Just when everybody was done with their mocha, I could already see her eyes glittering with excitement just to spill out all her thoughts and opinions she had about the book.
She was dying and I couldn't wait.

I bet I looked the same, looking at her. Dying to listen to whatever her mind could give out.
It was all I could get to cope with my awkward crush on her.
Just the sound of her voice.

Even a little.
Even if all it takes is for me to join a bookclub and attend there for the rest of my life.

Anything just to hear her voice and be in the same room with her.

I wonder if she ever noticed me, I was the weird one who seemed to have zero comment on the book.
I didn't even read any of them.

This time they were reading Purple Hibiscus by Chimamanda Ngozi Adichie.

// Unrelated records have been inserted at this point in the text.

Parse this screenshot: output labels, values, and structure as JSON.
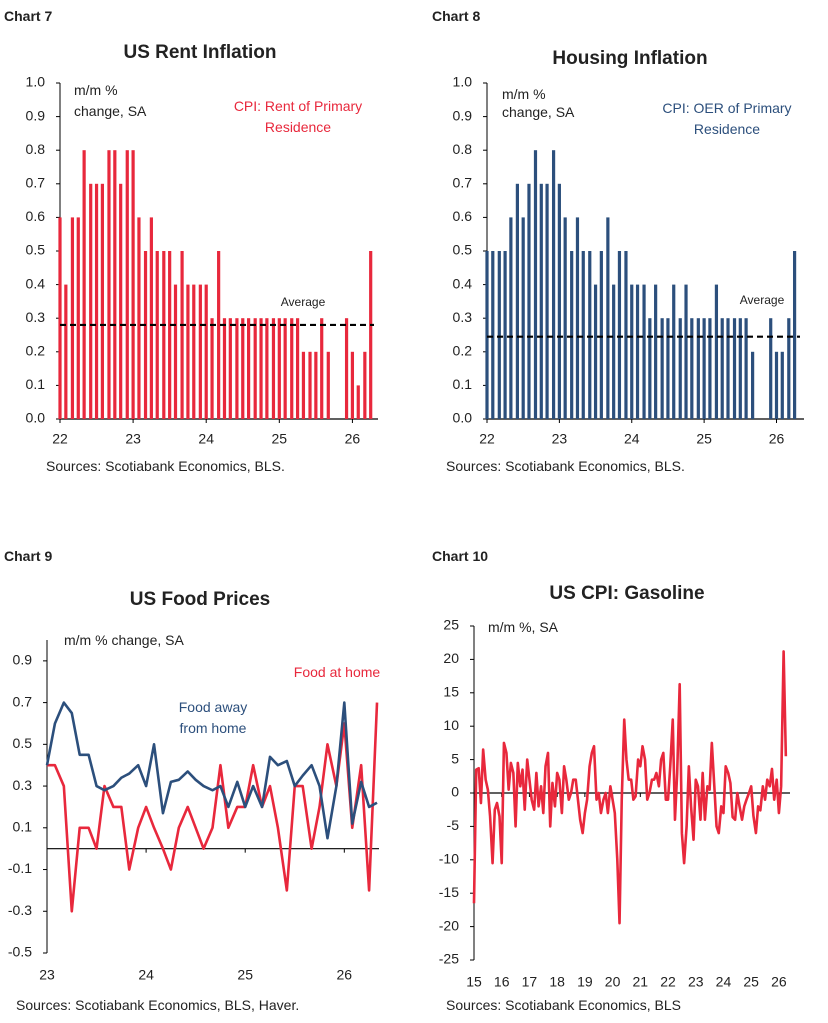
{
  "chart_data": [
    {
      "type": "bar",
      "label": "Chart 7",
      "title": "US Rent Inflation",
      "note": [
        "m/m %",
        "change, SA"
      ],
      "source": "Sources: Scotiabank Economics, BLS.",
      "average": 0.28,
      "average_label": "Average",
      "xlim": [
        22,
        26.35
      ],
      "xticks": [
        22,
        23,
        24,
        25,
        26
      ],
      "ylim": [
        0,
        1
      ],
      "yticks": [
        {
          "value": 0,
          "label": "0.0"
        },
        0.1,
        0.2,
        0.3,
        0.4,
        0.5,
        0.6,
        0.7,
        0.8,
        0.9,
        {
          "value": 1,
          "label": "1.0"
        }
      ],
      "x": [
        22,
        22.08,
        22.17,
        22.25,
        22.33,
        22.42,
        22.5,
        22.58,
        22.67,
        22.75,
        22.83,
        22.92,
        23,
        23.08,
        23.17,
        23.25,
        23.33,
        23.42,
        23.5,
        23.58,
        23.67,
        23.75,
        23.83,
        23.92,
        24,
        24.08,
        24.17,
        24.25,
        24.33,
        24.42,
        24.5,
        24.58,
        24.67,
        24.75,
        24.83,
        24.92,
        25,
        25.08,
        25.17,
        25.25,
        25.33,
        25.42,
        25.5,
        25.58,
        25.67,
        25.75,
        25.83,
        25.92,
        26,
        26.08,
        26.17,
        26.25
      ],
      "series": [
        {
          "name": "CPI: Rent of Primary Residence",
          "color": "#e8283c",
          "values": [
            0.6,
            0.4,
            0.6,
            0.6,
            0.8,
            0.7,
            0.7,
            0.7,
            0.8,
            0.8,
            0.7,
            0.8,
            0.8,
            0.6,
            0.5,
            0.6,
            0.5,
            0.5,
            0.5,
            0.4,
            0.5,
            0.4,
            0.4,
            0.4,
            0.4,
            0.3,
            0.5,
            0.3,
            0.3,
            0.3,
            0.3,
            0.3,
            0.3,
            0.3,
            0.3,
            0.3,
            0.3,
            0.3,
            0.3,
            0.3,
            0.2,
            0.2,
            0.2,
            0.3,
            0.2,
            null,
            null,
            0.3,
            0.2,
            0.1,
            0.2,
            0.5
          ]
        }
      ]
    },
    {
      "type": "bar",
      "label": "Chart 8",
      "title": "Housing Inflation",
      "note": [
        "m/m %",
        "change, SA"
      ],
      "source": "Sources: Scotiabank Economics, BLS.",
      "average": 0.245,
      "average_label": "Average",
      "xlim": [
        22,
        26.38
      ],
      "xticks": [
        22,
        23,
        24,
        25,
        26
      ],
      "ylim": [
        0,
        1
      ],
      "yticks": [
        {
          "value": 0,
          "label": "0.0"
        },
        0.1,
        0.2,
        0.3,
        0.4,
        0.5,
        0.6,
        0.7,
        0.8,
        0.9,
        {
          "value": 1,
          "label": "1.0"
        }
      ],
      "x": [
        22,
        22.08,
        22.17,
        22.25,
        22.33,
        22.42,
        22.5,
        22.58,
        22.67,
        22.75,
        22.83,
        22.92,
        23,
        23.08,
        23.17,
        23.25,
        23.33,
        23.42,
        23.5,
        23.58,
        23.67,
        23.75,
        23.83,
        23.92,
        24,
        24.08,
        24.17,
        24.25,
        24.33,
        24.42,
        24.5,
        24.58,
        24.67,
        24.75,
        24.83,
        24.92,
        25,
        25.08,
        25.17,
        25.25,
        25.33,
        25.42,
        25.5,
        25.58,
        25.67,
        25.75,
        25.83,
        25.92,
        26,
        26.08,
        26.17,
        26.25
      ],
      "series": [
        {
          "name": "CPI: OER of Primary Residence",
          "color": "#2c4f7c",
          "values": [
            0.5,
            0.5,
            0.5,
            0.5,
            0.6,
            0.7,
            0.6,
            0.7,
            0.8,
            0.7,
            0.7,
            0.8,
            0.7,
            0.6,
            0.5,
            0.6,
            0.5,
            0.5,
            0.4,
            0.5,
            0.6,
            0.4,
            0.5,
            0.5,
            0.4,
            0.4,
            0.4,
            0.3,
            0.4,
            0.3,
            0.3,
            0.4,
            0.3,
            0.4,
            0.3,
            0.3,
            0.3,
            0.3,
            0.4,
            0.3,
            0.3,
            0.3,
            0.3,
            0.3,
            0.2,
            null,
            null,
            0.3,
            0.2,
            0.2,
            0.3,
            0.5
          ]
        }
      ]
    },
    {
      "type": "line",
      "label": "Chart 9",
      "title": "US Food Prices",
      "note": "m/m % change, SA",
      "source": "Sources: Scotiabank Economics, BLS, Haver.",
      "xlim": [
        23,
        26.35
      ],
      "xticks": [
        23,
        24,
        25,
        26
      ],
      "ylim": [
        -0.5,
        1
      ],
      "yticks": [
        -0.5,
        -0.3,
        -0.1,
        0.1,
        0.3,
        0.5,
        0.7,
        0.9
      ],
      "x": [
        23,
        23.08,
        23.17,
        23.25,
        23.33,
        23.42,
        23.5,
        23.58,
        23.67,
        23.75,
        23.83,
        23.92,
        24,
        24.08,
        24.17,
        24.25,
        24.33,
        24.42,
        24.5,
        24.58,
        24.67,
        24.75,
        24.83,
        24.92,
        25,
        25.08,
        25.17,
        25.25,
        25.33,
        25.42,
        25.5,
        25.58,
        25.67,
        25.75,
        25.83,
        25.92,
        26,
        26.08,
        26.17,
        26.25,
        26.33
      ],
      "series": [
        {
          "name": "Food at home",
          "color": "#e8283c",
          "values": [
            0.4,
            0.4,
            0.3,
            -0.3,
            0.1,
            0.1,
            0.0,
            0.3,
            0.2,
            0.2,
            -0.1,
            0.1,
            0.2,
            0.1,
            0.0,
            -0.1,
            0.1,
            0.2,
            0.1,
            0.0,
            0.1,
            0.4,
            0.1,
            0.2,
            0.2,
            0.4,
            0.2,
            0.3,
            0.1,
            -0.2,
            0.3,
            0.3,
            0.0,
            0.2,
            0.5,
            0.3,
            0.6,
            0.1,
            0.4,
            -0.2,
            0.7
          ]
        },
        {
          "name": "Food away from home",
          "color": "#2c4f7c",
          "values": [
            0.4,
            0.6,
            0.7,
            0.65,
            0.45,
            0.45,
            0.3,
            0.28,
            0.3,
            0.34,
            0.36,
            0.4,
            0.3,
            0.5,
            0.17,
            0.32,
            0.33,
            0.37,
            0.33,
            0.3,
            0.28,
            0.3,
            0.2,
            0.32,
            0.2,
            0.3,
            0.2,
            0.44,
            0.4,
            0.42,
            0.3,
            0.35,
            0.4,
            0.3,
            0.05,
            0.3,
            0.7,
            0.12,
            0.32,
            0.2,
            0.22
          ]
        }
      ]
    },
    {
      "type": "line",
      "label": "Chart 10",
      "title": "US CPI: Gasoline",
      "note": "m/m %, SA",
      "source": "Sources: Scotiabank Economics, BLS",
      "xlim": [
        15,
        26.4
      ],
      "xticks": [
        15,
        16,
        17,
        18,
        19,
        20,
        21,
        22,
        23,
        24,
        25,
        26
      ],
      "ylim": [
        -25,
        25
      ],
      "yticks": [
        -25,
        -20,
        -15,
        -10,
        -5,
        0,
        5,
        10,
        15,
        20,
        25
      ],
      "x": [
        15,
        15.08,
        15.17,
        15.25,
        15.33,
        15.42,
        15.5,
        15.58,
        15.67,
        15.75,
        15.83,
        15.92,
        16,
        16.08,
        16.17,
        16.25,
        16.33,
        16.42,
        16.5,
        16.58,
        16.67,
        16.75,
        16.83,
        16.92,
        17,
        17.08,
        17.17,
        17.25,
        17.33,
        17.42,
        17.5,
        17.58,
        17.67,
        17.75,
        17.83,
        17.92,
        18,
        18.08,
        18.17,
        18.25,
        18.33,
        18.42,
        18.5,
        18.58,
        18.67,
        18.75,
        18.83,
        18.92,
        19,
        19.08,
        19.17,
        19.25,
        19.33,
        19.42,
        19.5,
        19.58,
        19.67,
        19.75,
        19.83,
        19.92,
        20,
        20.08,
        20.17,
        20.25,
        20.33,
        20.42,
        20.5,
        20.58,
        20.67,
        20.75,
        20.83,
        20.92,
        21,
        21.08,
        21.17,
        21.25,
        21.33,
        21.42,
        21.5,
        21.58,
        21.67,
        21.75,
        21.83,
        21.92,
        22,
        22.08,
        22.17,
        22.25,
        22.33,
        22.42,
        22.5,
        22.58,
        22.67,
        22.75,
        22.83,
        22.92,
        23,
        23.08,
        23.17,
        23.25,
        23.33,
        23.42,
        23.5,
        23.58,
        23.67,
        23.75,
        23.83,
        23.92,
        24,
        24.08,
        24.17,
        24.25,
        24.33,
        24.42,
        24.5,
        24.58,
        24.67,
        24.75,
        24.83,
        24.92,
        25,
        25.08,
        25.17,
        25.25,
        25.33,
        25.42,
        25.5,
        25.58,
        25.67,
        25.75,
        25.83,
        25.92,
        26,
        26.08,
        26.17,
        26.25
      ],
      "series": [
        {
          "color": "#e8283c",
          "values": [
            -16.5,
            3.5,
            3.7,
            -1.5,
            6.5,
            2,
            0.5,
            -3.5,
            -10.5,
            -2.5,
            -1.5,
            -3.5,
            -10.5,
            7.5,
            6,
            0.5,
            4.5,
            3,
            -5,
            4.5,
            1,
            3.5,
            -2.5,
            5,
            2,
            -1,
            -2.5,
            3,
            -2,
            1,
            -3,
            4,
            6,
            -5,
            1.5,
            -2,
            3,
            2,
            -3,
            4,
            2,
            -1,
            0,
            2,
            2,
            -1,
            -4,
            -6,
            -3,
            -1,
            4,
            6,
            7,
            -1,
            0,
            -3,
            -1,
            0,
            -3,
            1,
            -1,
            -3,
            -10,
            -19.5,
            -1,
            11,
            5,
            2,
            2,
            -1,
            -0.5,
            5,
            4,
            7,
            5,
            -1,
            0,
            2,
            2,
            3,
            1,
            5,
            6,
            -1,
            -1,
            4,
            11,
            -4,
            3,
            16.3,
            -6,
            -10.5,
            -5,
            4,
            -2,
            -7,
            2,
            1,
            -4,
            3,
            -4,
            1,
            0.5,
            7.5,
            1,
            -5,
            -6,
            -2,
            -3,
            4,
            3,
            1.5,
            -3.6,
            -4,
            0,
            -2,
            -4,
            -2,
            -1,
            0,
            1,
            -3.4,
            -6,
            -2,
            -2.6,
            1,
            -1,
            2,
            1,
            3.6,
            -1,
            2,
            -3,
            1,
            21.2,
            5.5
          ]
        }
      ]
    }
  ]
}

I was just there to listen, like every other regular day.

But I guess today wasn't any other regular day because before I could notice, Amber had taken the sit right next to me.

I felt my breath being taken away by her fine cologne.

I was a frozen statue for the next three hours. I couldn't speak, I couldn't move, I couldn't think.
Well, until it was her turn to speak ...

" ... I think Adichie depicted the best of a real African girl life ... I fell in love with her attachment to reality and the flow of her prose was so magnificently impeccable I was speechless.

I could totally see myself as a black girl with a religious abusive father in Nigeria. The appearance of a priest as a young girl's first love interest immersed me even more. I think I got a thing for forbidden love. "

A loud cackle came out from the audience at that last sentence.

" But out of all", she continued, smiling. " My favorite character was Jaja"

Somebody clapped her hands, making Amber giggle that she wasn't the only one who connected with that character.

" Why?", a certain girl cut in. " Why Jaja?"